I suggest a form of data transformation, which might help you greatly. Since your dataset is so sparse, you can convert it from real valued numbers to binary by placing a 1 at every location where the value is non zero. This way you get a binary hash of 28065 dimensions. From here, you can just index the column for each row where the entry is non zero. While comparing hashes you could count the number of common entries for each row and use that as a metric for similarity.
If the above method is not sufficient for you, you could use WTAHash, which is something we compare DenseFly against in the paper. It is implemented in this repo as WTAHash class and should give you very good results. I also improved upon the WTA Hash algorithm from its original version as presented by Yagnik et. al. This is implemented in the repo as WTAHash2 and it gives better results than its original counterpart. This is also worth a try. Finally, if you still want to experience some of the benefits of high dimensional projection, you could use a hybrid of FlyHash and WTAHash, implemented as FlyWTA. This performs intermediate between FlyHash and WTAHash on the datasets used in our paper, but I have not tested it on very high dimensional data. These modified algorithms did not find a mention in our manuscript, but I decided to release them in case someone finds them useful.
I remember reading in a paper that dimensionality much greater than 1000 is considered too much for ANN algorithms and it is recommended to do a dimensionality reduction first before applying ANN. Have you looked into reducing the dimensionality of your data?
Thanks for the reply!
Actually, the non zero entries of my data matrix are either positive categorical or continuous real-valued floats. It depends on the normalization methods which the preprocessed approach used.
Yes, there are some methods which select a threshold to convert the elements from real-valued numbers to binary. But I think simply count the number for each row and use them as a metric for similarity do not work well due to the experiment results of my colleague.
The WTA Hash algorithm is indeed another direction for us to consider. I think I have to do more experiments on other hash algorithms such as WTA Hash or FlyWTA as you said.

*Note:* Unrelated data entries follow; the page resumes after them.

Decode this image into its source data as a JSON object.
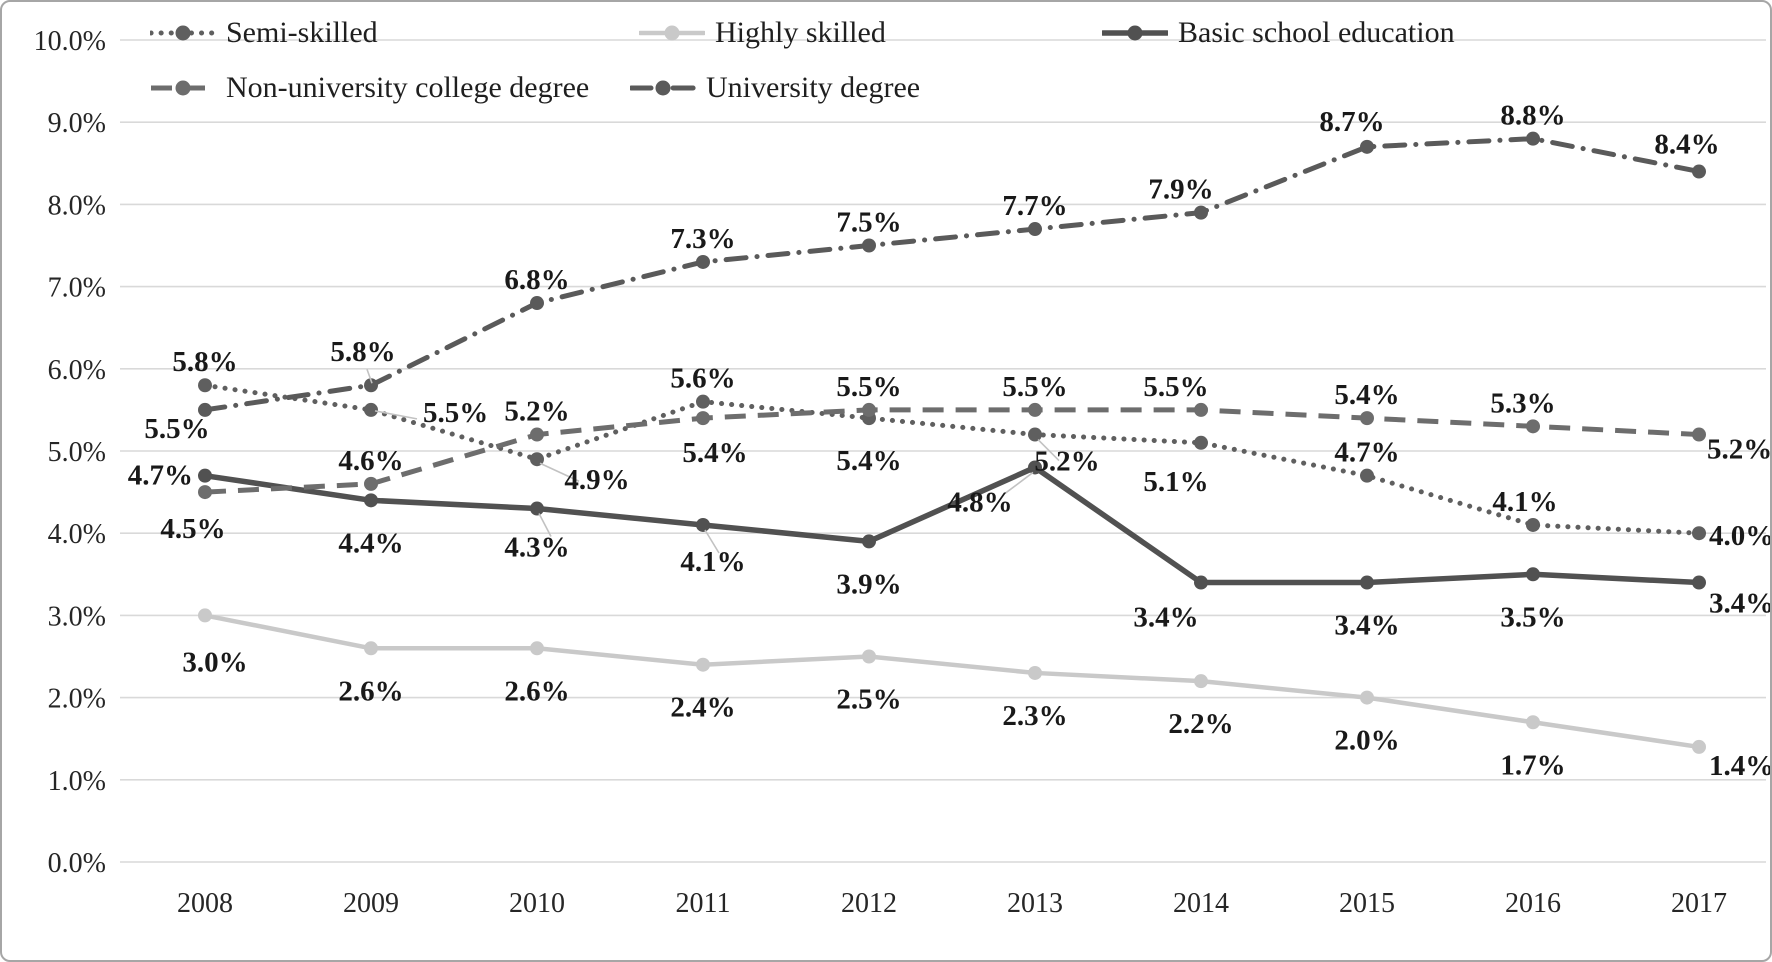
{
  "chart_data": {
    "type": "line",
    "title": "",
    "x_categories": [
      "2008",
      "2009",
      "2010",
      "2011",
      "2012",
      "2013",
      "2014",
      "2015",
      "2016",
      "2017"
    ],
    "y_ticks": [
      "10.0%",
      "9.0%",
      "8.0%",
      "7.0%",
      "6.0%",
      "5.0%",
      "4.0%",
      "3.0%",
      "2.0%",
      "1.0%",
      "0.0%"
    ],
    "y_range": [
      0,
      10
    ],
    "grid": true,
    "legend_position": "top",
    "colors": {
      "gridline": "#d9d9d9",
      "leader_line": "#c2c2c2",
      "axis_text": "#262626",
      "label_text": "#191919"
    },
    "series": [
      {
        "id": "semi-skilled",
        "name": "Semi-skilled",
        "color": "#5f5f5f",
        "dash": "dotted",
        "width": 5,
        "values": [
          5.8,
          5.5,
          4.9,
          5.6,
          5.4,
          5.2,
          5.1,
          4.7,
          4.1,
          4.0
        ],
        "point_labels": [
          "5.8%",
          "5.5%",
          "4.9%",
          "5.6%",
          "5.4%",
          "5.2%",
          "5.1%",
          "4.7%",
          "4.1%",
          "4.0%"
        ]
      },
      {
        "id": "highly-skilled",
        "name": "Highly skilled",
        "color": "#c9c9c9",
        "dash": "solid",
        "width": 4.5,
        "values": [
          3.0,
          2.6,
          2.6,
          2.4,
          2.5,
          2.3,
          2.2,
          2.0,
          1.7,
          1.4
        ],
        "point_labels": [
          "3.0%",
          "2.6%",
          "2.6%",
          "2.4%",
          "2.5%",
          "2.3%",
          "2.2%",
          "2.0%",
          "1.7%",
          "1.4%"
        ]
      },
      {
        "id": "basic-school-education",
        "name": "Basic school education",
        "color": "#515151",
        "dash": "solid",
        "width": 5.5,
        "values": [
          4.7,
          4.4,
          4.3,
          4.1,
          3.9,
          4.8,
          3.4,
          3.4,
          3.5,
          3.4
        ],
        "point_labels": [
          "4.7%",
          "4.4%",
          "4.3%",
          "4.1%",
          "3.9%",
          "4.8%",
          "3.4%",
          "3.4%",
          "3.5%",
          "3.4%"
        ]
      },
      {
        "id": "non-university-college-degree",
        "name": "Non-university college degree",
        "color": "#6d6d6d",
        "dash": "dashed",
        "width": 5,
        "values": [
          4.5,
          4.6,
          5.2,
          5.4,
          5.5,
          5.5,
          5.5,
          5.4,
          5.3,
          5.2
        ],
        "point_labels": [
          "4.5%",
          "4.6%",
          "5.2%",
          "5.4%",
          "5.5%",
          "5.5%",
          "5.5%",
          "5.4%",
          "5.3%",
          "5.2%"
        ]
      },
      {
        "id": "university-degree",
        "name": "University degree",
        "color": "#5a5a5a",
        "dash": "dashdot",
        "width": 5,
        "values": [
          5.5,
          5.8,
          6.8,
          7.3,
          7.5,
          7.7,
          7.9,
          8.7,
          8.8,
          8.4
        ],
        "point_labels": [
          "5.5%",
          "5.8%",
          "6.8%",
          "7.3%",
          "7.5%",
          "7.7%",
          "7.9%",
          "8.7%",
          "8.8%",
          "8.4%"
        ]
      }
    ],
    "legend_rows": [
      [
        "semi-skilled",
        "highly-skilled",
        "basic-school-education"
      ],
      [
        "non-university-college-degree",
        "university-degree"
      ]
    ],
    "legend_positions": [
      [
        {
          "x": 148,
          "y": 16
        },
        {
          "x": 637,
          "y": 16
        },
        {
          "x": 1100,
          "y": 16
        }
      ],
      [
        {
          "x": 148,
          "y": 71
        },
        {
          "x": 628,
          "y": 71
        }
      ]
    ],
    "label_placements": {
      "semi-skilled": [
        "a",
        [
          52,
          12,
          "s"
        ],
        [
          60,
          30,
          "m"
        ],
        "a",
        "b",
        [
          32,
          36,
          "m"
        ],
        [
          -25,
          48,
          "m"
        ],
        "a",
        [
          -8,
          -14,
          "m"
        ],
        [
          10,
          12,
          "s"
        ]
      ],
      "highly-skilled": [
        [
          10,
          56,
          "m"
        ],
        "b",
        "b",
        "b",
        "b",
        "b",
        "b",
        "b",
        "b",
        [
          10,
          28,
          "s"
        ]
      ],
      "basic-school-education": [
        [
          -12,
          9,
          "e"
        ],
        "b",
        [
          0,
          48,
          "m"
        ],
        [
          10,
          46,
          "m"
        ],
        "b",
        [
          -55,
          44,
          "m"
        ],
        [
          -35,
          44,
          "m"
        ],
        "b",
        "b",
        [
          10,
          30,
          "s"
        ]
      ],
      "non-university-college-degree": [
        [
          -12,
          46,
          "m"
        ],
        "a",
        "a",
        [
          12,
          44,
          "m"
        ],
        "a",
        "a",
        [
          -25,
          -14,
          "m"
        ],
        "a",
        [
          -10,
          -14,
          "m"
        ],
        [
          8,
          24,
          "s"
        ]
      ],
      "university-degree": [
        [
          -28,
          28,
          "m"
        ],
        [
          -8,
          -24,
          "m"
        ],
        "a",
        "a",
        "a",
        "a",
        [
          -20,
          -14,
          "m"
        ],
        [
          -15,
          -16,
          "m"
        ],
        "a",
        [
          -12,
          -18,
          "m"
        ]
      ]
    },
    "label_leaders": {
      "semi-skilled": {
        "1": [
          4,
          1,
          46,
          9
        ],
        "2": [
          3,
          4,
          42,
          22
        ],
        "5": [
          3,
          5,
          24,
          26
        ]
      },
      "basic-school-education": {
        "2": [
          2,
          5,
          14,
          28
        ],
        "3": [
          2,
          5,
          16,
          28
        ],
        "5": [
          -2,
          5,
          -30,
          26
        ]
      },
      "university-degree": {
        "1": [
          -4,
          -16,
          1,
          -2
        ]
      }
    }
  }
}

Due to the task is to find the nearest neighbor of each row, dimension reduction could only be applied on the columns. We indeed are simultaneously using appropriate methods for reducing the column dimension. The experiment is still in progress.

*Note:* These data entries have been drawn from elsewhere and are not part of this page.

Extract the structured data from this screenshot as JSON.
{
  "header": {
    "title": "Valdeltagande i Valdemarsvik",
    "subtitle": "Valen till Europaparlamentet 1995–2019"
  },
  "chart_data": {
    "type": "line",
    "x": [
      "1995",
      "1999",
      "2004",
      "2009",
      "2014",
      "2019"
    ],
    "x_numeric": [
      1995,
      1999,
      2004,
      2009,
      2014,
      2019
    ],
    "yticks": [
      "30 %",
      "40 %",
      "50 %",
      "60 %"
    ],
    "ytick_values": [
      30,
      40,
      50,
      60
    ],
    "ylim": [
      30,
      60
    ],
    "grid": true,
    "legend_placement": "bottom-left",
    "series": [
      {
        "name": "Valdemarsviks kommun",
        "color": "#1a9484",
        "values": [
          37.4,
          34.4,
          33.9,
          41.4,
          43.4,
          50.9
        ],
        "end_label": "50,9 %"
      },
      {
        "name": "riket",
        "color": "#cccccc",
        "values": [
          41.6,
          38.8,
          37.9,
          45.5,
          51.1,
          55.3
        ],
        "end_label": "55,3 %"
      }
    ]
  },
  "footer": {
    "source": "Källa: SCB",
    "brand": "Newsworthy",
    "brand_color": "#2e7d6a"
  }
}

Thanks for the suggestions! I still have a little question that in the class flylsh fuction query_lowd_bins, there is a line valid_bins=np.flatnonzero((query_bin[None,:]^self.lowd_bins).sum(axis=1)<=2*search_radius)

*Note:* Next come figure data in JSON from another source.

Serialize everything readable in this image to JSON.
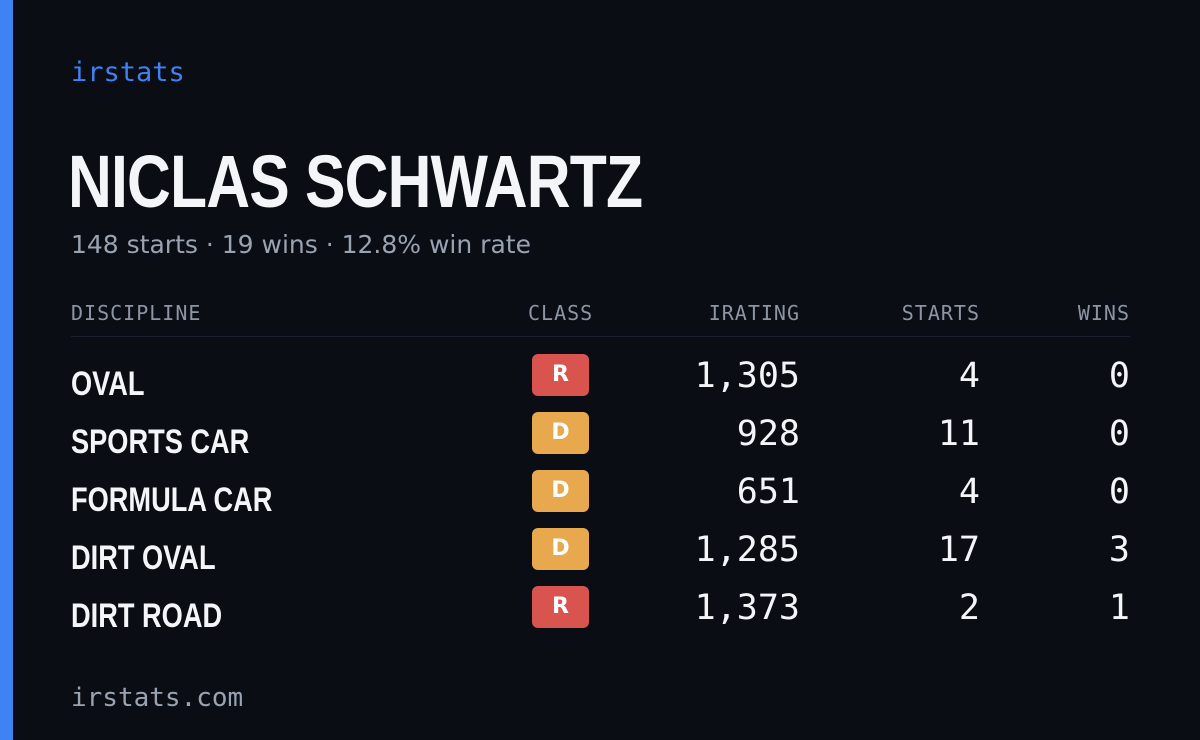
{
  "brand": "irstats",
  "driver": {
    "name": "NICLAS SCHWARTZ",
    "summary": "148 starts · 19 wins · 12.8% win rate"
  },
  "table": {
    "headers": {
      "discipline": "DISCIPLINE",
      "class": "CLASS",
      "irating": "IRATING",
      "starts": "STARTS",
      "wins": "WINS"
    },
    "rows": [
      {
        "discipline": "OVAL",
        "class": "R",
        "irating": "1,305",
        "starts": "4",
        "wins": "0"
      },
      {
        "discipline": "SPORTS CAR",
        "class": "D",
        "irating": "928",
        "starts": "11",
        "wins": "0"
      },
      {
        "discipline": "FORMULA CAR",
        "class": "D",
        "irating": "651",
        "starts": "4",
        "wins": "0"
      },
      {
        "discipline": "DIRT OVAL",
        "class": "D",
        "irating": "1,285",
        "starts": "17",
        "wins": "3"
      },
      {
        "discipline": "DIRT ROAD",
        "class": "R",
        "irating": "1,373",
        "starts": "2",
        "wins": "1"
      }
    ]
  },
  "footer": "irstats.com",
  "colors": {
    "background": "#0a0d14",
    "accent": "#3f82f4",
    "class_r": "#d9534f",
    "class_d": "#e8a94e"
  }
}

. May I ask why the search_radius variable has to multiply 2? Does the 2 have some special usages?
Thank you!
Ah, I was hoping somebody would ask this question. Please see this comment which I initially made in reference to the FlyHash algorithm. The hash from fly algorithm has a fixed number of 1s in it. So, whenever two fly hashes differ at one position, they must also differ at another complementary position. This is because when you try to modify a flyhash by taking out a 1 from some position, you must put that 1 at another position which initially had a 0 in it. For easy illustration, let us consider the family of 4 dimensional fly hashes with exactly 2 1s in each hash. We consider one such hash, say H = [1,0,0,1]. If we want to modify this hash and get another valid hash, we will have to take one 1 from H[0] or H[3], say H' = [1,0,0,0]. The L1 distance between H and H' is 1, but note that H' is not a valid fly hash yet since a valid fly hash would contain at least two 1s, so we must add another 1 at either H'[1] or H'[2], say, H'' = [1,0,1,0]. Now, the L1 distance between H and H'' is 2. Since, H[3] is 1 and H''[3] is 0, there must be another position, x where H[3] is 0 and H''[3] is 1. In this example, x happens to be 2. For ease of understanding, you can try removing the comment from the line I mentioned above and print out the L1 distances on random data. You will see that they are all even.
I see! Thanks a lot. Your comment is very helpful. Issues close.